Brief regering : Beantwoording vragen commissie over Begrotingswijzigingen ten opzichte van de 2e suppletoire begroting 2023 van LNV
36 410 XIV Vaststelling van de begrotingsstaten van het Ministerie van Landbouw, Natuur en Voedselkwaliteit (XIV) en het Diergezondheidsfonds (F) voor het jaar 2024
Nr. 18 BRIEF VAN DE MINISTERS VAN LANDBOUW, NATUUR EN VOEDSELKWALITEIT EN VOOR NATUUR EN
STIKSTOF
Aan de Voorzitter van de Tweede Kamer der Staten-Generaal
Den Haag, 21 december 2023
Hierbij zenden wij u de antwoorden op de vragen van de commissie LNV over de belangrijkste
budgettaire wijzigingen sinds de 2e suppletoire begroting 2023 (Kamerstuk 36 410 XIV, nr. 17).

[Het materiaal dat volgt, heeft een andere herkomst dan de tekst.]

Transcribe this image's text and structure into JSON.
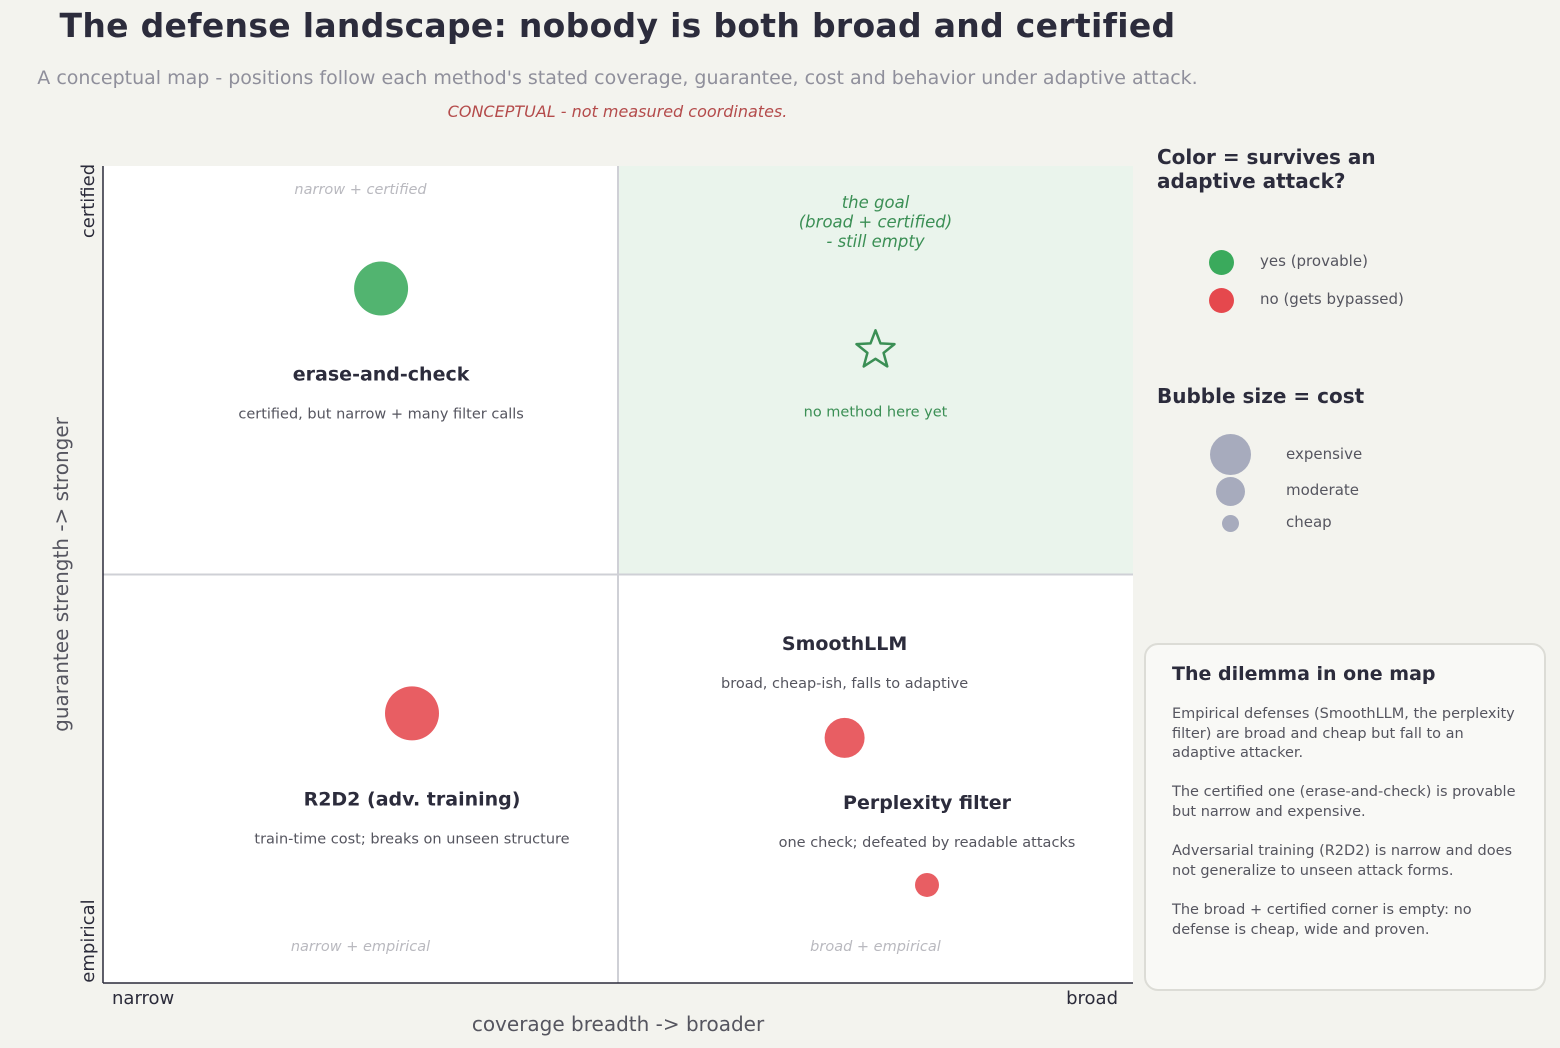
{
  "header": {
    "title": "The defense landscape: nobody is both broad and certified",
    "subtitle": "A conceptual map - positions follow each method's stated coverage, guarantee, cost and behavior under adaptive attack.",
    "warning": "CONCEPTUAL - not measured coordinates."
  },
  "colors": {
    "survives": "#3aaa5c",
    "bypassed": "#e5484d",
    "cost_legend": "#a7abbd",
    "goal_fill": "#eaf4ec",
    "goal_text": "#3b8f55"
  },
  "chart_data": {
    "type": "scatter",
    "xlabel": "coverage breadth  ->  broader",
    "ylabel": "guarantee strength  ->  stronger",
    "x_ticks": [
      "narrow",
      "broad"
    ],
    "y_ticks": [
      "empirical",
      "certified"
    ],
    "xlim": [
      0,
      1
    ],
    "ylim": [
      0,
      1
    ],
    "grid": false,
    "quadrant_divider": {
      "x": 0.5,
      "y": 0.5
    },
    "quadrant_labels": {
      "top_left": "narrow + certified",
      "bottom_left": "narrow + empirical",
      "bottom_right": "broad + empirical"
    },
    "goal_quadrant": {
      "label_lines": [
        "the goal",
        "(broad + certified)",
        "- still empty"
      ],
      "marker": "star",
      "x": 0.75,
      "y": 0.75,
      "note": "no method here yet"
    },
    "points": [
      {
        "name": "erase-and-check",
        "desc": "certified, but narrow + many filter calls",
        "x": 0.27,
        "y": 0.85,
        "cost": "expensive",
        "survives": true
      },
      {
        "name": "R2D2 (adv. training)",
        "desc": "train-time cost; breaks on unseen structure",
        "x": 0.3,
        "y": 0.33,
        "cost": "expensive",
        "survives": false
      },
      {
        "name": "SmoothLLM",
        "desc": "broad, cheap-ish, falls to adaptive",
        "x": 0.72,
        "y": 0.3,
        "cost": "moderate",
        "survives": false
      },
      {
        "name": "Perplexity filter",
        "desc": "one check; defeated by readable attacks",
        "x": 0.8,
        "y": 0.12,
        "cost": "cheap",
        "survives": false
      }
    ]
  },
  "legend": {
    "color_title": "Color = survives an adaptive attack?",
    "color_items": [
      {
        "label": "yes (provable)",
        "color": "#3aaa5c"
      },
      {
        "label": "no (gets bypassed)",
        "color": "#e5484d"
      }
    ],
    "size_title": "Bubble size = cost",
    "size_items": [
      "expensive",
      "moderate",
      "cheap"
    ]
  },
  "dilemma": {
    "title": "The dilemma in one map",
    "paragraphs": [
      "Empirical defenses (SmoothLLM, the perplexity filter) are broad and cheap but fall to an adaptive attacker.",
      "The certified one (erase-and-check) is provable but narrow and expensive.",
      "Adversarial training (R2D2) is narrow and does not generalize to unseen attack forms.",
      "The broad + certified corner is empty: no defense is cheap, wide and proven."
    ]
  }
}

De Minister van Landbouw, Natuur en Voedselkwaliteit, P. Adema
De Minister voor Natuur en Stikstof, C. van der Wal
Vragen en antwoorden
1
Kunt u toelichten hoe het heeft kunnen gebeuren dat nog na indiening van de 2e suppletoire
begroting 2023 (Kamerstuk 36 470 XIV) over de hele linie onderuitputting is opgetreden? Waarom zag u deze onderuitputting
niet eerder aankomen?
Antwoord
Dat er na het versturen van de 2e suppletoire begroting nog onderuitputting in beeld
is gekomen, komt met name door (1) uitvoeringsinformatie over lopende regelingen die
pas na 1 december beschikbaar is gekomen (bijv. de mate waarin gebruik wordt gemaakt
van een regeling) en (2) niet voorziene vertraging in uitwerking van beleidsmaatregelen,
waardoor uitgaven niet meer in 2023 plaatsvinden. Pas na afronding van het jaar kan
ik een definitief beeld van de uitputting geven. Dat beeld verwerk ik in de Slotwet
en het Jaarverslag over 2023 en ik besteed daarbij expliciet aandacht aan de onderuitputting.
2
Wat betekent de opgetreden onderuitputting voor de realisatie van uw beleidsambities?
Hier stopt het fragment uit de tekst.